Innanzitutto, ci sono pochissime dosi vaccinali. Deve essere, quindi, aumentata poderosamente la produzione.Il Papa è stato profetico quando ha subito detto che brevetti e tecnologie devono essere condivisi in modo da poter produrre il vaccino in tutto il mondo. Ci sono, poi, dei Paesi che hanno accaparrato una quantità di dosi vaccinali maggiore di quella necessaria alla propria popolazione. Ad esempio, il Canada con 35 milioni di abitanti ha già acquistato più di 200 milioni di dosi vaccinali. Sarebbe un bel gesto mettere a disposizione dei Paesi che non ne hanno quelle dosi vaccinali che sono in più nel proprio. Ancora: le dosi vaccinali dovrebbero essere distribuite ai Paesi africani in maniera ordinata, invece non c’è nessuna pianificazione. Le prime dosi vaccinali che sono arrivate in Sierra Leone sono state 40mila per 8 milioni di abitanti e in Mozambico 150mila per 30 milioni di abitanti, quindi largamente insufficienti. Queste prime dosi erano di vaccini cinesi, nessuno sapeva che arrivassero per cui i Paesi erano impreparati a gestirle. Poi la macchina ha iniziato leggermente a funzionare. Anche il network Covax, oltre a fornire un numero insufficiente di dosi, non riesce a garantire un minimo di pianificazione e regolarità con cui queste dosi vaccinali arrivano.In Etiopia sono arrivate le dosi di AstraZeneca di produzione indiana, le prime sono state usate, come ovunque, per gli operatori sanitari con la fiducia che sarebbero arrivate per tempo le altre dosi vaccinali per il richiamo invece sono passati 3 mesi e le altre dosi non sono mai arrivate.
Cosa si può fare?
Come Cuamm abbiamo lanciato la campagna di raccolta fondi “Un vaccino per tutti”, per trasformare le dosi vaccinali in vaccinazioni vere e proprie: questo vuol dire aiutare i sistemi locali a trasportare dalla capitale dove arrivano le dosi vaccinali anche nelle zone rurali. Quindi servono i pickup, dove caricare gli scatoloni di vaccino AstraZeneca, poi dagli ospedali partono le motorette con operatori locali che caricano uno scatolone di dosi vaccinali, siringhe, cotone, disinfettante per arrivare al centro sanitario più periferico e alla popolazione dell’ultimo miglio del sistema sanitario a noi tanto caro.Occorre quello che è necessario per conservare le dosi vaccinali: dai frigoriferi più grandi ai box da picnic, ma per raffreddare questi contenitori servono generatori di corrente o a gasolio. Quando siamo nel villaggio ci occupiamo della formazione del personale locale per questo tipo di vaccinazione, di rendere cosciente la comunità dell’importanza del vaccino, di registrare bene le persone vaccinate, infatti l’anagrafe c’è solo nei Paesi avanzati. Chiediamo un aiuto alle persone perché questo diritto sacrosanto a essere vaccinato sia per tutti.

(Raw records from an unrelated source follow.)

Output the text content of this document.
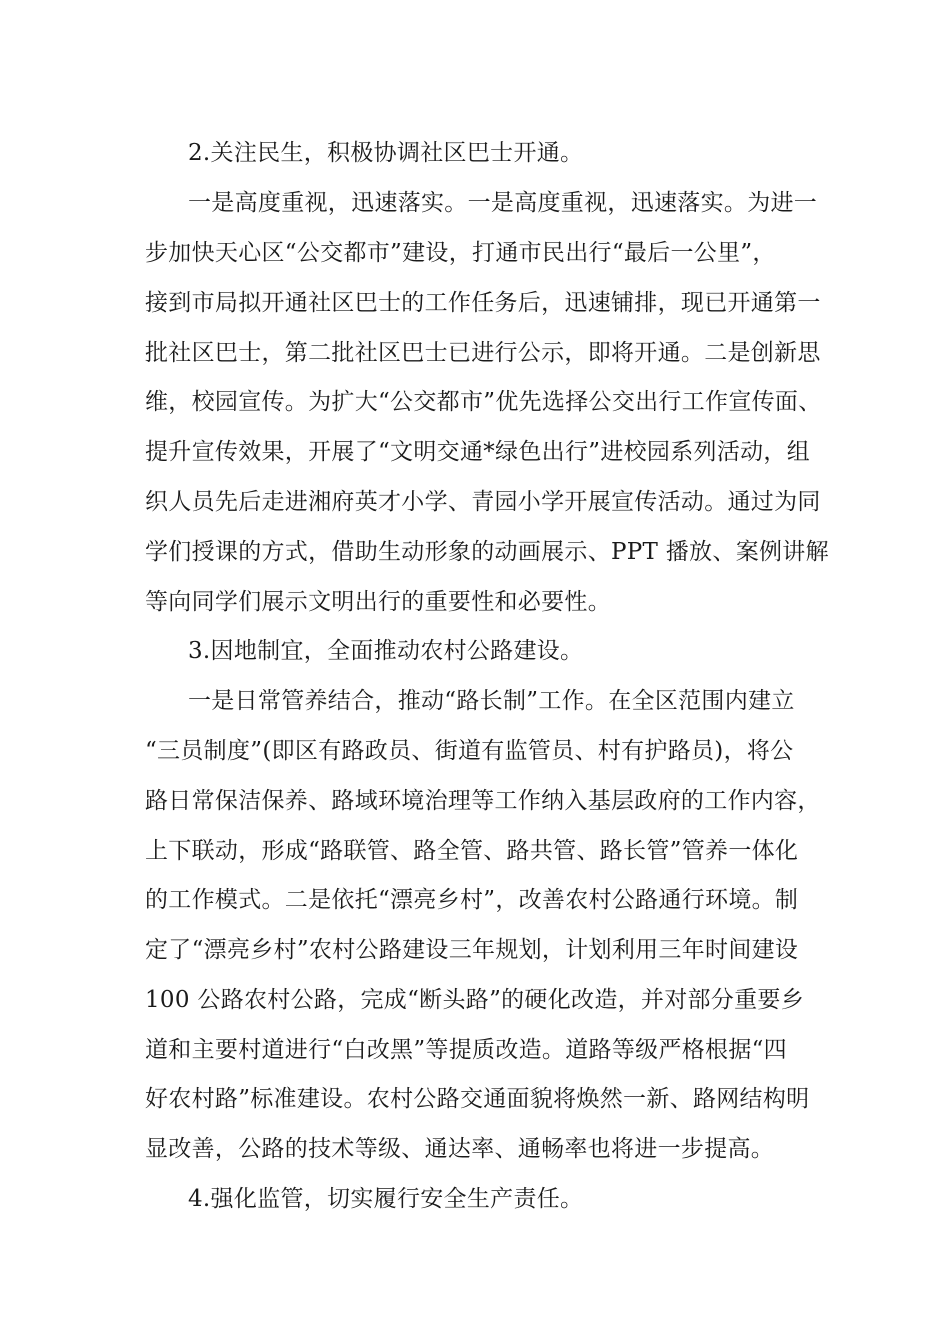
2.关注民生，积极协调社区巴士开通。

一是高度重视，迅速落实。一是高度重视，迅速落实。为进一

步加快天心区“公交都市”建设，打通市民出行“最后一公里”，

接到市局拟开通社区巴士的工作任务后，迅速铺排，现已开通第一

批社区巴士，第二批社区巴士已进行公示，即将开通。二是创新思

维，校园宣传。为扩大“公交都市”优先选择公交出行工作宣传面、

提升宣传效果，开展了“文明交通*绿色出行”进校园系列活动，组

织人员先后走进湘府英才小学、青园小学开展宣传活动。通过为同

学们授课的方式，借助生动形象的动画展示、PPT 播放、案例讲解

等向同学们展示文明出行的重要性和必要性。

3.因地制宜，全面推动农村公路建设。

一是日常管养结合，推动“路长制”工作。在全区范围内建立

“三员制度”(即区有路政员、街道有监管员、村有护路员)，将公

路日常保洁保养、路域环境治理等工作纳入基层政府的工作内容，

上下联动，形成“路联管、路全管、路共管、路长管”管养一体化

的工作模式。二是依托“漂亮乡村”，改善农村公路通行环境。制

定了“漂亮乡村”农村公路建设三年规划，计划利用三年时间建设

100 公路农村公路，完成“断头路”的硬化改造，并对部分重要乡

道和主要村道进行“白改黑”等提质改造。道路等级严格根据“四

好农村路”标准建设。农村公路交通面貌将焕然一新、路网结构明

显改善，公路的技术等级、通达率、通畅率也将进一步提高。

4.强化监管，切实履行安全生产责任。
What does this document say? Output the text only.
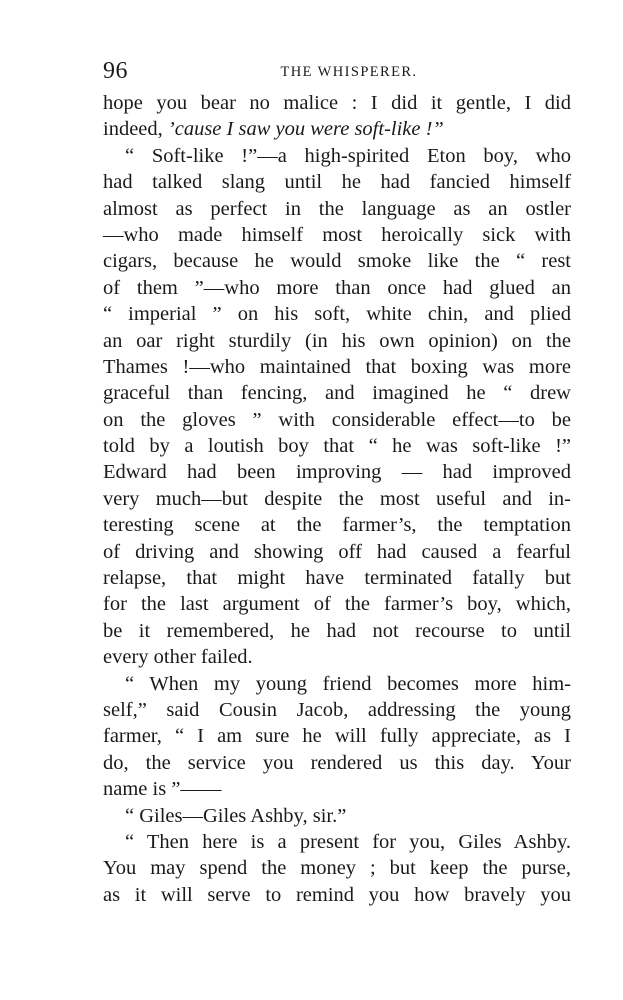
96	THE WHISPERER.
hope you bear no malice : I did it gentle, I did
indeed, ’cause I saw you were soft-like !”
“ Soft-like !”—a high-spirited Eton boy, who
had talked slang until he had fancied himself
almost as perfect in the language as an ostler
—who made himself most heroically sick with
cigars, because he would smoke like the “ rest
of them ”—who more than once had glued an
“ imperial ” on his soft, white chin, and plied
an oar right sturdily (in his own opinion) on the
Thames !—who maintained that boxing was more
graceful than fencing, and imagined he “ drew
on the gloves ” with considerable effect—to be
told by a loutish boy that “ he was soft-like !”
Edward had been improving — had improved
very much—but despite the most useful and in-
teresting scene at the farmer’s, the temptation
of driving and showing off had caused a fearful
relapse, that might have terminated fatally but
for the last argument of the farmer’s boy, which,
be it remembered, he had not recourse to until
every other failed.
“ When my young friend becomes more him-
self,” said Cousin Jacob, addressing the young
farmer, “ I am sure he will fully appreciate, as I
do, the service you rendered us this day. Your
name is ”——
“ Giles—Giles Ashby, sir.”
“ Then here is a present for you, Giles Ashby.
You may spend the money ; but keep the purse,
as it will serve to remind you how bravely you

Su questo il Papa è un faro non solo per noi operatori sul campo, ma anche per tutte le istituzioni internazionali. Infine, vorrei dire una parola sulla questione terza dose su cui si è espressa anche l’Oms.Se è vero che siamo uguali davanti a Dio e all’umanità, prima di fare la terza dose a chi ha già una certa protezione, è doveroso pensare a chi non ne ha avuto neppure una.